What this blog is for:

My blog is not to help survivors recover, it is to have the 10 million yearly stroke survivors light fires underneath their doctors, stroke hospitals and stroke researchers to get stroke solved. 100% recovery. The stroke medical world is completely failing at that goal, they don't even have it as a goal. Shortly after getting out of the hospital and getting NO information on the process or protocols of stroke rehabilitation and recovery I started searching on the internet and found that no other survivor received useful information. This is an attempt to cover all stroke rehabilitation information that should be readily available to survivors so they can talk with informed knowledge to their medical staff. It lays out what needs to be done to get stroke survivors closer to 100% recovery.

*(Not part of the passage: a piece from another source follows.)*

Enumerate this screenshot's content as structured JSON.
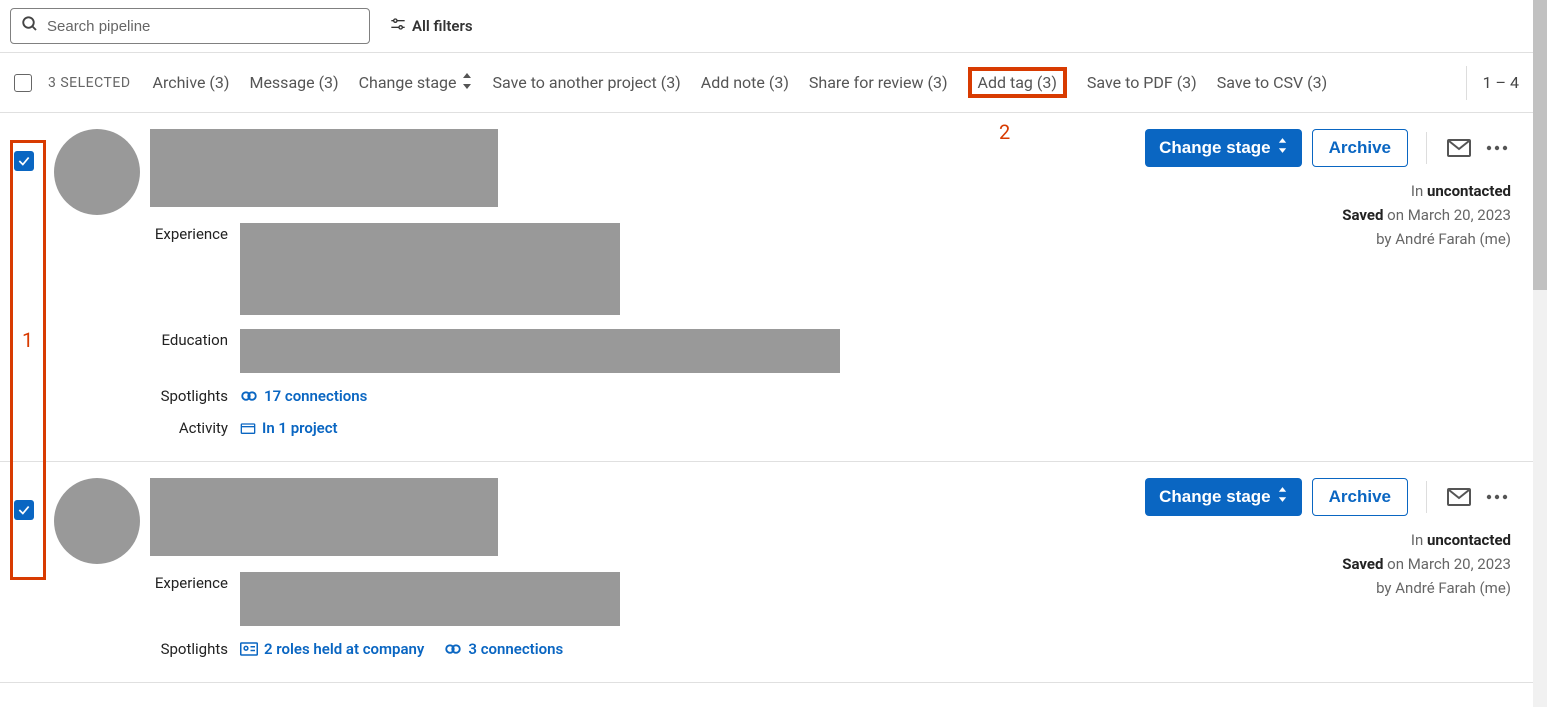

It's quite disgusting that this information is not available from every stroke association and doctors group.

Thursday, April 29, 2021

Meningeal lymphatics affect microglia responses and anti-Aβ(amyloid beta) immunotherapy

Since this is in mice your doctor and hospital will need to ensure human testing and creation of protocols that prevent the amyloid beta from accumulating. You need this because of this risk.

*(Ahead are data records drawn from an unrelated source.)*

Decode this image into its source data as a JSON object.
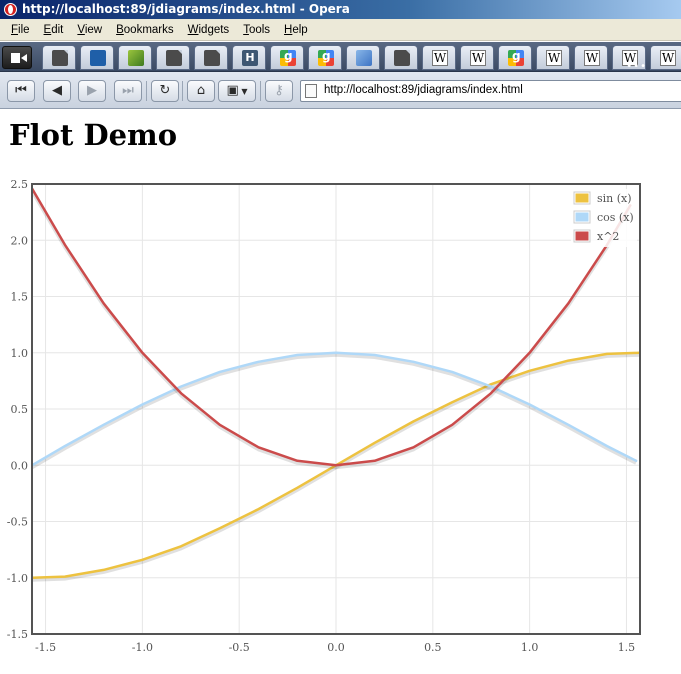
{
  "window": {
    "title": "http://localhost:89/jdiagrams/index.html - Opera"
  },
  "menu": [
    {
      "acc": "F",
      "rest": "ile"
    },
    {
      "acc": "E",
      "rest": "dit"
    },
    {
      "acc": "V",
      "rest": "iew"
    },
    {
      "acc": "B",
      "rest": "ookmarks"
    },
    {
      "acc": "W",
      "rest": "idgets"
    },
    {
      "acc": "T",
      "rest": "ools"
    },
    {
      "acc": "H",
      "rest": "elp"
    }
  ],
  "tabs": [
    {
      "icon": "page-icon"
    },
    {
      "icon": "blue-swirl-icon"
    },
    {
      "icon": "green-grass-icon"
    },
    {
      "icon": "page-icon"
    },
    {
      "icon": "page-icon"
    },
    {
      "icon": "h-icon"
    },
    {
      "icon": "google-icon"
    },
    {
      "icon": "google-icon"
    },
    {
      "icon": "cube-icon"
    },
    {
      "icon": "page-icon"
    },
    {
      "icon": "wikipedia-icon"
    },
    {
      "icon": "wikipedia-icon"
    },
    {
      "icon": "google-icon"
    },
    {
      "icon": "wikipedia-icon"
    },
    {
      "icon": "wikipedia-icon"
    },
    {
      "icon": "wikipedia-icon"
    },
    {
      "icon": "wikipedia-icon"
    }
  ],
  "address_bar": {
    "url": "http://localhost:89/jdiagrams/index.html"
  },
  "page": {
    "heading": "Flot Demo"
  },
  "colors": {
    "sin": "#edc240",
    "cos": "#afd8f8",
    "square": "#cb4b4b",
    "grid": "#e6e6e6",
    "border": "#545454"
  },
  "chart_data": {
    "type": "line",
    "title": "",
    "xlabel": "",
    "ylabel": "",
    "xlim": [
      -1.57,
      1.57
    ],
    "ylim": [
      -1.5,
      2.5
    ],
    "x_ticks": [
      "-1.5",
      "-1.0",
      "-0.5",
      "0.0",
      "0.5",
      "1.0",
      "1.5"
    ],
    "y_ticks": [
      "2.5",
      "2.0",
      "1.5",
      "1.0",
      "0.5",
      "0.0",
      "-0.5",
      "-1.0",
      "-1.5"
    ],
    "grid": true,
    "legend_position": "top-right",
    "series": [
      {
        "name": "sin (x)",
        "color": "#edc240",
        "x": [
          -1.57,
          -1.4,
          -1.2,
          -1.0,
          -0.8,
          -0.6,
          -0.4,
          -0.2,
          0.0,
          0.2,
          0.4,
          0.6,
          0.8,
          1.0,
          1.2,
          1.4,
          1.57
        ],
        "y": [
          -1.0,
          -0.99,
          -0.93,
          -0.84,
          -0.72,
          -0.56,
          -0.39,
          -0.2,
          0.0,
          0.2,
          0.39,
          0.56,
          0.72,
          0.84,
          0.93,
          0.99,
          1.0
        ]
      },
      {
        "name": "cos (x)",
        "color": "#afd8f8",
        "x": [
          -1.57,
          -1.4,
          -1.2,
          -1.0,
          -0.8,
          -0.6,
          -0.4,
          -0.2,
          0.0,
          0.2,
          0.4,
          0.6,
          0.8,
          1.0,
          1.2,
          1.4,
          1.55
        ],
        "y": [
          0.0,
          0.17,
          0.36,
          0.54,
          0.7,
          0.83,
          0.92,
          0.98,
          1.0,
          0.98,
          0.92,
          0.83,
          0.7,
          0.54,
          0.36,
          0.17,
          0.04
        ]
      },
      {
        "name": "x^2",
        "color": "#cb4b4b",
        "x": [
          -1.57,
          -1.4,
          -1.2,
          -1.0,
          -0.8,
          -0.6,
          -0.4,
          -0.2,
          0.0,
          0.2,
          0.4,
          0.6,
          0.8,
          1.0,
          1.2,
          1.4,
          1.52
        ],
        "y": [
          2.46,
          1.96,
          1.44,
          1.0,
          0.64,
          0.36,
          0.16,
          0.04,
          0.0,
          0.04,
          0.16,
          0.36,
          0.64,
          1.0,
          1.44,
          1.96,
          2.31
        ]
      }
    ]
  }
}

Dementia Risk Doubled in Patients Following Stroke September 2018

Maybe you want to see if this research also delivers VEGF-C  to the brain or you could ask your doctor about it:

Calcium carbonate nanoparticle delivering vascular endothelial growth factor-C siRNA effectively inhibits lymphangiogenesis and growth of gastric cancer in vivo

Your doctor should easily be able to get the protocol that delivered the VEGF-C to the mice and translate it to human delivery.

The latest here:

Meningeal lymphatics affect microglia responses and anti-Aβ(amyloid beta) immunotherapy

Abstract

Alzheimer’s disease (AD) is the most prevalent cause of dementia1. Although there is no effective treatment for AD, passive immunotherapy with monoclonal antibodies against amyloid beta (Aβ) is a promising therapeutic strategy2,3. Meningeal lymphatic drainage has an important role in the accumulation of Aβ in the brain4, but it is not known whether modulation of meningeal lymphatic function can influence the outcome of immunotherapy in AD. Here we show that ablation of meningeal lymphatic vessels in 5xFAD mice (a mouse model of amyloid deposition that expresses five mutations found in familial AD) worsened the outcome of mice treated with anti-Aβ passive immunotherapy by exacerbating the deposition of Aβ, microgliosis, neurovascular dysfunction, and behavioural deficits. By contrast, therapeutic delivery of vascular endothelial growth factor C improved clearance of Aβ by monoclonal antibodies. Notably, there was a substantial overlap between the gene signature of microglia from 5xFAD mice with impaired meningeal lymphatic function and the transcriptional profile of activated microglia from the brains of individuals with AD. Overall, our data demonstrate that impaired meningeal lymphatic drainage exacerbates the microglial inflammatory response in AD and that enhancement of meningeal lymphatic function combined with immunotherapies could lead to better clinical outcomes.